Murka

**
Pucuk dicinta ulam tiba, suamiku pulang tak lama setelah aku selesai membereskan gundik onlinenya, yang tidak lain dan tidak bukan mantan teman sekelasnya di masa kuliah.

"Assalamualaikum," sapanya memasuki rumah seperti biasa, jika pulang kerja ia akan mengecup kami semua.

"Gak usah kecap-kecup," kataku sambil menghindarinya.

"Kenapa?" tanyanya heran.

"Lihat ini," kataku sambil memperlihatkan padanya layar ponsel, "Siapa ini?" Sambungku.

Ia memperhatikan layar ponsel dan terlihat amat syok dan terpana.

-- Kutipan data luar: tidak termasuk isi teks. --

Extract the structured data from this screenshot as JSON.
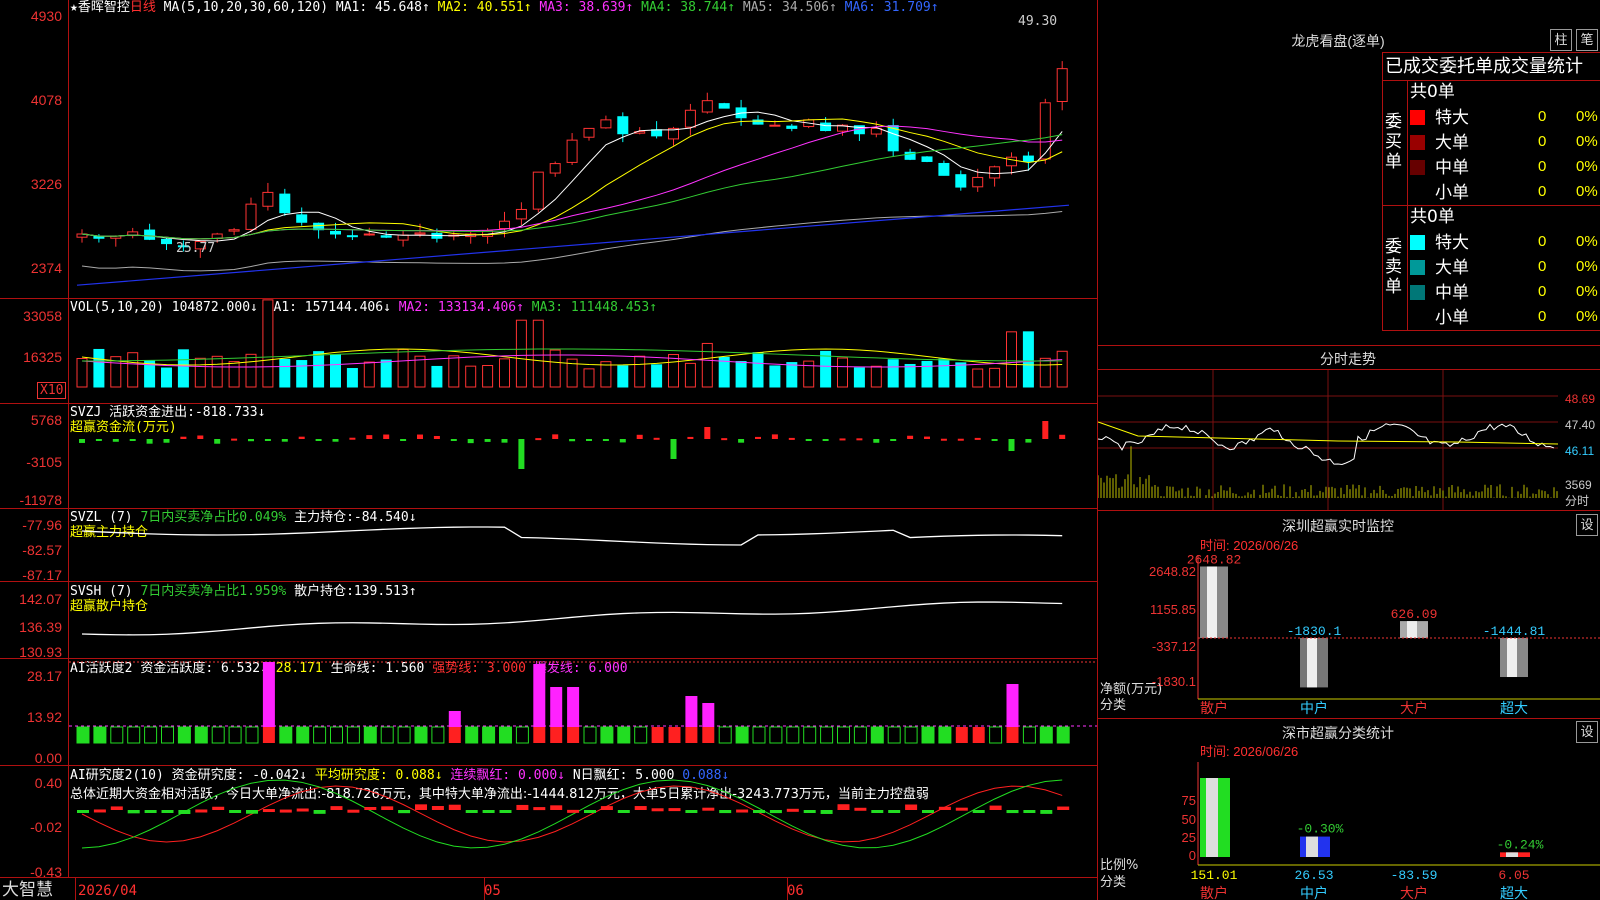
{
  "main": {
    "title": "★香晖智控",
    "period": "日线",
    "ma_label": "MA(5,10,20,30,60,120)",
    "ma": [
      {
        "label": "MA1:",
        "value": "45.648↑",
        "color": "#ffffff"
      },
      {
        "label": "MA2:",
        "value": "40.551↑",
        "color": "#ffff00"
      },
      {
        "label": "MA3:",
        "value": "38.639↑",
        "color": "#ff33ff"
      },
      {
        "label": "MA4:",
        "value": "38.744↑",
        "color": "#33cc33"
      },
      {
        "label": "MA5:",
        "value": "34.506↑",
        "color": "#aaaaaa"
      },
      {
        "label": "MA6:",
        "value": "31.709↑",
        "color": "#3366ff"
      }
    ],
    "y_ticks": [
      "4930",
      "4078",
      "3226",
      "2374"
    ],
    "high_label": "49.30",
    "low_label": "25.77"
  },
  "vol": {
    "label": "VOL(5,10,20)",
    "value": "104872.000↓",
    "ma": [
      {
        "label": "MA1:",
        "value": "157144.406↓",
        "color": "#ffffff"
      },
      {
        "label": "MA2:",
        "value": "133134.406↑",
        "color": "#ff33ff"
      },
      {
        "label": "MA3:",
        "value": "111448.453↑",
        "color": "#33cc33"
      }
    ],
    "y_ticks": [
      "33058",
      "16325"
    ],
    "unit": "X10"
  },
  "svzj": {
    "label": "SVZJ",
    "desc": "活跃资金进出:",
    "value": "-818.733↓",
    "sub": "超赢资金流(万元)",
    "y_ticks": [
      "5768",
      "-3105",
      "-11978"
    ]
  },
  "svzl": {
    "label": "SVZL (7)",
    "desc": "7日内买卖净占比0.049%",
    "desc2": "主力持仓:",
    "value": "-84.540↓",
    "sub": "超赢主力持仓",
    "y_ticks": [
      "-77.96",
      "-82.57",
      "-87.17"
    ]
  },
  "svsh": {
    "label": "SVSH (7)",
    "desc": "7日内买卖净占比1.959%",
    "desc2": "散户持仓:",
    "value": "139.513↑",
    "sub": "超赢散户持仓",
    "y_ticks": [
      "142.07",
      "136.39",
      "130.93"
    ]
  },
  "ai1": {
    "label": "AI活跃度2",
    "items": [
      {
        "text": "资金活跃度:",
        "color": "#ffffff"
      },
      {
        "text": "6.532↓",
        "color": "#ffffff"
      },
      {
        "text": "28.171",
        "color": "#ffff00"
      },
      {
        "text": "生命线:",
        "color": "#ffffff"
      },
      {
        "text": "1.560",
        "color": "#ffffff"
      },
      {
        "text": "强势线:",
        "color": "#ff3030"
      },
      {
        "text": "3.000",
        "color": "#ff3030"
      },
      {
        "text": "爆发线:",
        "color": "#ff33ff"
      },
      {
        "text": "6.000",
        "color": "#ff33ff"
      }
    ],
    "y_ticks": [
      "28.17",
      "13.92",
      "0.00"
    ]
  },
  "ai2": {
    "label": "AI研究度2(10)",
    "items": [
      {
        "text": "资金研究度: -0.042↓",
        "color": "#ffffff"
      },
      {
        "text": "平均研究度: 0.088↓",
        "color": "#ffff00"
      },
      {
        "text": "连续飘红: 0.000↓",
        "color": "#ff33ff"
      },
      {
        "text": "N日飘红: 5.000",
        "color": "#ffffff"
      },
      {
        "text": "0.088↓",
        "color": "#3366ff"
      }
    ],
    "summary": "总体近期大资金相对活跃，今日大单净流出:-818.726万元，其中特大单净流出:-1444.812万元，大单5日累计净出-3243.773万元，当前主力控盘弱",
    "y_ticks": [
      "0.40",
      "-0.02",
      "-0.43"
    ]
  },
  "bottom": {
    "brand": "大智慧",
    "date": "2026/04",
    "months": [
      "05",
      "06"
    ]
  },
  "right": {
    "dragon_title": "龙虎看盘(逐单)",
    "btn1": "柱",
    "btn2": "笔",
    "table_header": "已成交委托单成交量统计",
    "buy_label": "委买单",
    "sell_label": "委卖单",
    "buy_total": "共0单",
    "sell_total": "共0单",
    "buy_rows": [
      {
        "name": "特大",
        "count": "0",
        "pct": "0%",
        "color": "#ff0000"
      },
      {
        "name": "大单",
        "count": "0",
        "pct": "0%",
        "color": "#990000"
      },
      {
        "name": "中单",
        "count": "0",
        "pct": "0%",
        "color": "#660000"
      },
      {
        "name": "小单",
        "count": "0",
        "pct": "0%",
        "color": ""
      }
    ],
    "sell_rows": [
      {
        "name": "特大",
        "count": "0",
        "pct": "0%",
        "color": "#00ffff"
      },
      {
        "name": "大单",
        "count": "0",
        "pct": "0%",
        "color": "#009999"
      },
      {
        "name": "中单",
        "count": "0",
        "pct": "0%",
        "color": "#007777"
      },
      {
        "name": "小单",
        "count": "0",
        "pct": "0%",
        "color": ""
      }
    ],
    "fenshi_title": "分时走势",
    "fenshi_ticks": [
      "48.69",
      "47.40",
      "46.11"
    ],
    "fenshi_vol": "3569",
    "fenshi_unit": "分时",
    "monitor_title": "深圳超赢实时监控",
    "monitor_btn": "设",
    "monitor_time": "时间: 2026/06/26",
    "monitor_ticks": [
      "2648.82",
      "1155.85",
      "-337.12",
      "-1830.1"
    ],
    "monitor_axis_label": "净额(万元)",
    "monitor_axis_sub": "分类",
    "monitor_data": {
      "categories": [
        "散户",
        "中户",
        "大户",
        "超大"
      ],
      "values": [
        2648.82,
        -1830.1,
        626.09,
        -1444.81
      ],
      "labels": [
        "2648.82",
        "-1830.1",
        "626.09",
        "-1444.81"
      ]
    },
    "classify_title": "深市超赢分类统计",
    "classify_btn": "设",
    "classify_time": "时间: 2026/06/26",
    "classify_ticks": [
      "75",
      "50",
      "25",
      "0"
    ],
    "classify_axis_label": "比例%",
    "classify_axis_sub": "分类",
    "classify_data": {
      "categories": [
        "散户",
        "中户",
        "大户",
        "超大"
      ],
      "values": [
        151.01,
        26.53,
        -83.59,
        6.05
      ],
      "labels": [
        "151.01",
        "26.53",
        "-83.59",
        "6.05"
      ],
      "pct_labels": [
        "",
        "-0.30%",
        "",
        "-0.24%"
      ]
    }
  }
}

"Bu-bukan, ini hanya main-main," katanya dengan tawa kecil untuk mengurangi kegugupannya.

"Jangan bohong kamu, aku sudah baca semuanya dan bahkan sudah ngobrol juga dengannya!" Aku mulai emosi.

"Halah wanita gila ini," katanya sambil mencari tombol blok.
"Akan kublokir dia sekarang," kata Bang Hardi.

"Percuma kamu blokir, dia udah blokir duluan."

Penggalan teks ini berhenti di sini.